The Alabama Organizing Project, a unique statewide collaboration of six groups, is now recruiting for its 2012 Grassroots Leadership Development (GLD) class. In 2011 we graduated 18 emerging leaders from across the state, representing diverse communities and constituencies. They learned to build together and shared information and strategies on key issues like tax and immigration reform. Now we are looking for members to join our class of 2012. Are you interested in working with others to build statewide capacity and momentum for progressive change? Could you use our trainings to move your community forward? Do you have what it takes to represent the next generation of leadership for Alabama?

Essential Training for Leadership

"As a result of this training, I am now visible in my community, elected officials know I am there, and people are calling me to express their concerns on upcoming issues.”

“It is great to be in the presence of individuals who are passionate about the work they are doing. It is an affirmation for me that I am not alone and my work is not and will not be in vain.”

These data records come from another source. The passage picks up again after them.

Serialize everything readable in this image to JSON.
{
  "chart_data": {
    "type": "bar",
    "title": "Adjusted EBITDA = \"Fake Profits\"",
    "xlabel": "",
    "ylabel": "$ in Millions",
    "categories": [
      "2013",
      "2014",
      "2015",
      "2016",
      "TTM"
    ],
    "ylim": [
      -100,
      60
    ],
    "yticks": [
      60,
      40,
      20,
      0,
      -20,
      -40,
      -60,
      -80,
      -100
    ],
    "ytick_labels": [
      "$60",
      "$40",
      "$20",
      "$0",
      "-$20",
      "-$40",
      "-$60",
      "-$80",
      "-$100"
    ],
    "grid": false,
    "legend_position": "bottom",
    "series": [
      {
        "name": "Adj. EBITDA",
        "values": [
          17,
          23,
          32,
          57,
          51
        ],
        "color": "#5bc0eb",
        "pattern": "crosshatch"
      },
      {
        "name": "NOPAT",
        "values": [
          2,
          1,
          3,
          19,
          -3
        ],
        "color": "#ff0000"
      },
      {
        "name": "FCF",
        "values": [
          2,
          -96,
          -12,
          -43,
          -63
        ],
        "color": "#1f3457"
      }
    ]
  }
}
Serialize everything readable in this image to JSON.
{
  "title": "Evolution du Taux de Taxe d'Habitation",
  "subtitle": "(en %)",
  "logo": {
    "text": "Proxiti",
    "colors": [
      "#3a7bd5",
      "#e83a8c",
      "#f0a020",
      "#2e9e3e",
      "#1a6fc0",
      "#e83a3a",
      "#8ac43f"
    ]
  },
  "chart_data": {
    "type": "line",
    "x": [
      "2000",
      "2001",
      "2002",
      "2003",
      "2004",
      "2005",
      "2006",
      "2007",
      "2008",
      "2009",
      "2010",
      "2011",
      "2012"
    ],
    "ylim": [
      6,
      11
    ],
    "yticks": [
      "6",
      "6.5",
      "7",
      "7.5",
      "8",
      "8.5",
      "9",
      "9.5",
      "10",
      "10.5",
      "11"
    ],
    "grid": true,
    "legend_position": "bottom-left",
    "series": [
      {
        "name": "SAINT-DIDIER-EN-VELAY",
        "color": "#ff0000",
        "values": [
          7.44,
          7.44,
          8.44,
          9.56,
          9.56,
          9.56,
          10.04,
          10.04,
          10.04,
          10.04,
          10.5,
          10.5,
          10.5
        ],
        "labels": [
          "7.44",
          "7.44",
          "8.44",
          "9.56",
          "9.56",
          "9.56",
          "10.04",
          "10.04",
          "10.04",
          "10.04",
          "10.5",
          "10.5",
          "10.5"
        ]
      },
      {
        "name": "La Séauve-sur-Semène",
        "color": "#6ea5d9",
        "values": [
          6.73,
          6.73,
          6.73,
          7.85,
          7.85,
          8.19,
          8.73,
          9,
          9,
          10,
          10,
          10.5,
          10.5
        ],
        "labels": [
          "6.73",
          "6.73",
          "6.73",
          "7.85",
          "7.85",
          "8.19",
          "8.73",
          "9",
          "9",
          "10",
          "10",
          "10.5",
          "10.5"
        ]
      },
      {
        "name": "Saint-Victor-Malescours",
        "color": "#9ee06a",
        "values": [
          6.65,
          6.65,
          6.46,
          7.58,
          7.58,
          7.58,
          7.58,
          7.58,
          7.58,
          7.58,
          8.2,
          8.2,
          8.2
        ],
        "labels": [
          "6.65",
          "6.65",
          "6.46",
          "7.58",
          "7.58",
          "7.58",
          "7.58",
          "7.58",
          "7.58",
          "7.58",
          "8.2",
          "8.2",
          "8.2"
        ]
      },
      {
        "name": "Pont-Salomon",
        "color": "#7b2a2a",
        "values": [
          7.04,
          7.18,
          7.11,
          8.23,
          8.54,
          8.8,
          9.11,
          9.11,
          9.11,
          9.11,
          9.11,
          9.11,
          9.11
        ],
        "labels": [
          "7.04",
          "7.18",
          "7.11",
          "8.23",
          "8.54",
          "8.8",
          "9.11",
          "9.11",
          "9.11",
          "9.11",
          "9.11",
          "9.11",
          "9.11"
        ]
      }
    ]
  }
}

Collaboration for Social Change

For fifteen years, the Alabama Organizing Project (AOP) has been training the future leaders of Alabama to speak out and educate others for social justice. AOP assists organizations in the state to work collaboratively in empowering their constituents – many of whom are low income people – to find policy, program and developmental solutions to problems of poverty in a state where democratic empowerment has historically been frustrated by racial, economic and social fragmentation.

Alabama Comes Together

AOP is a unique collaboration of six organizations: Arise Citizens’ Policy Project, the Alabama Coalition Against Hunger, the Federation of Child Care Centers of Alabama, the Federation of Southern Cooperatives, Greater Birmingham Ministries and the Hispanic Interest Coalition of Alabama. AOP organizations work together to build statewide organizing capacity while extending their own networks and supporting their own agendas.